Утренние впечатления от речи бургомистра и возникшие воспоминания об инженерной лекции еще неощутимо бродят в сознании, зарождая замыслы, неожиданно сочетаясь с неясными образами какой-то большой человеческой драмы… И вот он записывает тонким, легким, воздушным почерком:

...

Настоящий властелин, кому все разрешается, громит Тулон, делает резню в Париже, забывает армию в Египте, тратит полмиллиона людей в московском походе и отделывается каламбуром в Вильне; и ему же, по смерти, ставят кумиры, – а стало быть, и все разрешается. Нет, на этаких людях, видно, не тело, а бронза…

Центральный образ романа мучительно и трудно прорезывается сквозь эти давнишние раздумья, неожиданно придавая им новую силу и резкую остроту.

Он вспомнил, как в ранней молодости, уже смущенный и как-то испуганный Петербургом, он в один зимний вечер над сверкающей равниной Невы неожиданно почувствовал себя художником, призванным изобразить пасмурные виды и угрюмых обитателей столичных кварталов. Не рыцари и не разбойники, а какие-то титулярные советники, сгорбленные чудаки канцелярий, мечтатели столичных чердаков, бледные, болезненные девушки, оскорбленные и грустные, с затаенными мечтами и сдавленными порывами внезапно предстали перед ним, глубоко волнуя и словно требуя от него воплощения. Он понял, что перед ним раскрывается целый путь, что он отдает всего себя на воссоздание этого хворого и хилого люда столичных трущоб. Сердце ширилось, и, казалось, он весь вырастал от этого томящего и упоительного осознавания себя творцом и художником, способным наново перестроить и уверенно видоизменить в своих страницах весь этот чахлый и пасмурный мир нищеты, отречений и горестей.

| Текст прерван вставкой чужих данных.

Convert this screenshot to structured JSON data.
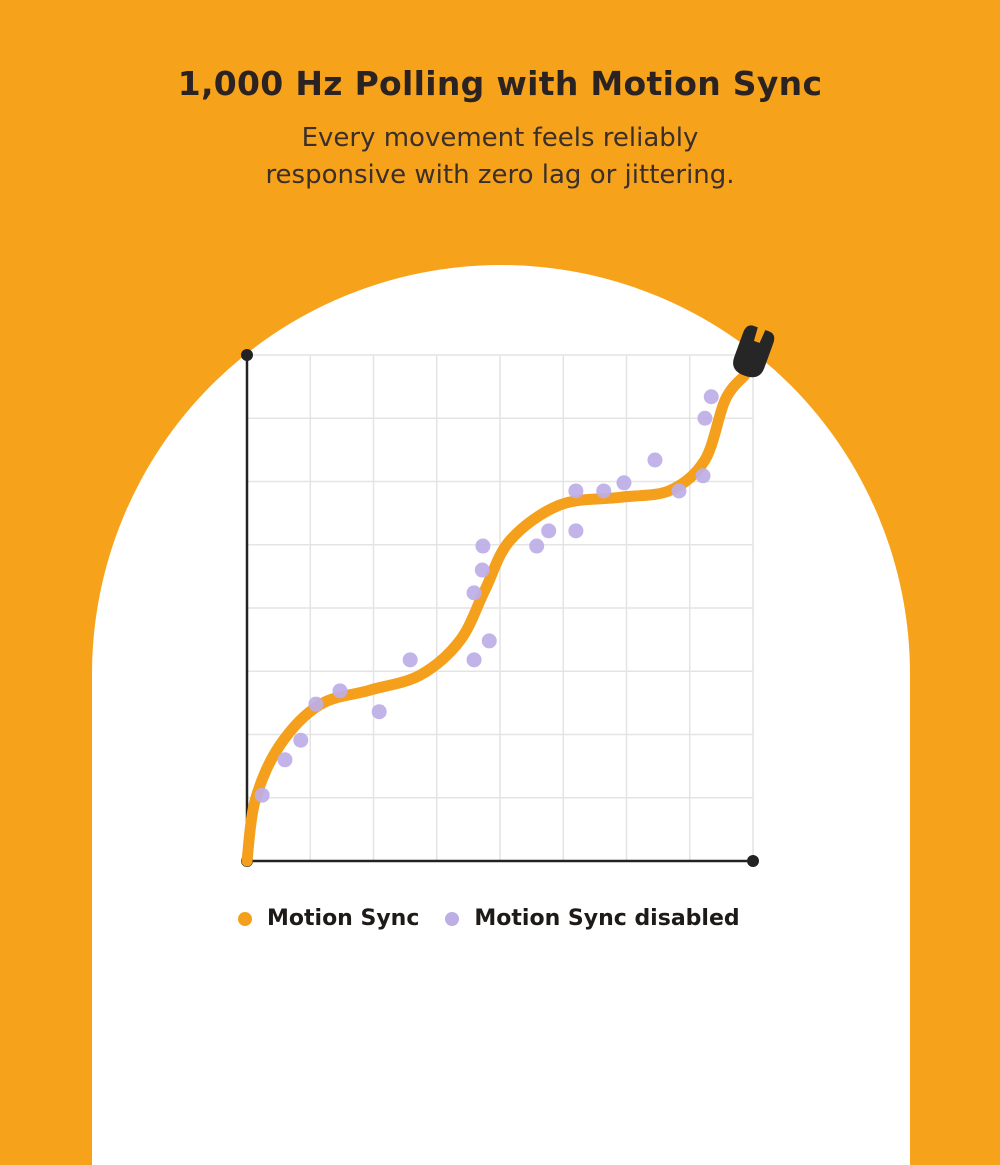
{
  "header": {
    "title": "1,000 Hz Polling with Motion Sync",
    "subtitle_lines": [
      "Every movement feels reliably",
      "responsive with zero lag or jittering."
    ]
  },
  "colors": {
    "background": "#F7A21B",
    "curve": "#F5A01C",
    "dots": "#BDAEE6",
    "axis": "#222222",
    "grid": "#E4E4E4",
    "mouse": "#262626"
  },
  "chart_data": {
    "type": "line",
    "title": "1,000 Hz Polling with Motion Sync",
    "xlabel": "",
    "ylabel": "",
    "xlim": [
      0,
      8
    ],
    "ylim": [
      0,
      8
    ],
    "grid": true,
    "legend_placement": "bottom",
    "end_marker_icon": "mouse-icon",
    "series": [
      {
        "name": "Motion Sync",
        "type": "line",
        "color": "#F5A01C",
        "x": [
          0,
          0.13,
          0.52,
          1.15,
          1.94,
          2.74,
          3.37,
          3.76,
          4.16,
          4.95,
          5.9,
          6.69,
          7.24,
          7.56,
          7.87
        ],
        "y": [
          0,
          0.96,
          1.83,
          2.47,
          2.7,
          2.94,
          3.49,
          4.28,
          5.07,
          5.63,
          5.75,
          5.86,
          6.34,
          7.29,
          7.68
        ]
      },
      {
        "name": "Motion Sync disabled",
        "type": "scatter",
        "color": "#BDAEE6",
        "x": [
          0.24,
          0.6,
          0.85,
          1.09,
          1.47,
          2.09,
          2.58,
          3.59,
          3.83,
          3.59,
          3.72,
          3.73,
          4.58,
          4.77,
          5.2,
          5.2,
          5.64,
          5.96,
          6.45,
          6.83,
          7.21,
          7.24,
          7.34
        ],
        "y": [
          1.04,
          1.6,
          1.91,
          2.48,
          2.69,
          2.36,
          3.18,
          3.18,
          3.48,
          4.24,
          4.6,
          4.98,
          4.98,
          5.22,
          5.22,
          5.85,
          5.85,
          5.98,
          6.34,
          5.85,
          6.09,
          7.0,
          7.34
        ]
      }
    ]
  },
  "legend": [
    {
      "label": "Motion Sync",
      "color": "#F5A01C"
    },
    {
      "label": "Motion Sync disabled",
      "color": "#BDAEE6"
    }
  ]
}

Тогда, над Невою, это было великое ожидание, надежда, устремление в будущее, порыв в неведомую, но полную радостей и высокого смысла жизнь. Теперь оно рождалось, это творческое волнение, из разочарований, горечи, непоправимых обид. Но, как и тогда, оно снова звенело неистощимою силою, напрягало все существо, возносило мысль на высокие ледяные вершины, охватывало единым зорким взглядом всю запутанную и темную ткань бытия. Все прозревалось в ней до последних волокон и, насквозь озаренное, оживало в новом строе воссозданного им мира, бесконечно волнуя и томя душу. Возникали образы. Освежающие могучие мысли воплощались и становились силами. Кто это сказал, умирая, своему сыну: «Освежи меня великой мыслью»? Вот такие озаряющие и живоносные раздумья, преодолевающие великую предсмертную скорбь и чудесно облегчающие ужас смертельной агонии, поднимались в нем и мучительно искали живых и действенных форм. Недаром его карманные блокноты и кожаные тетради за последние дни заполнялись записями беспорядочными, текучими, как лава, уже обтекавшими хаос жизни своими неизгладимыми чертами.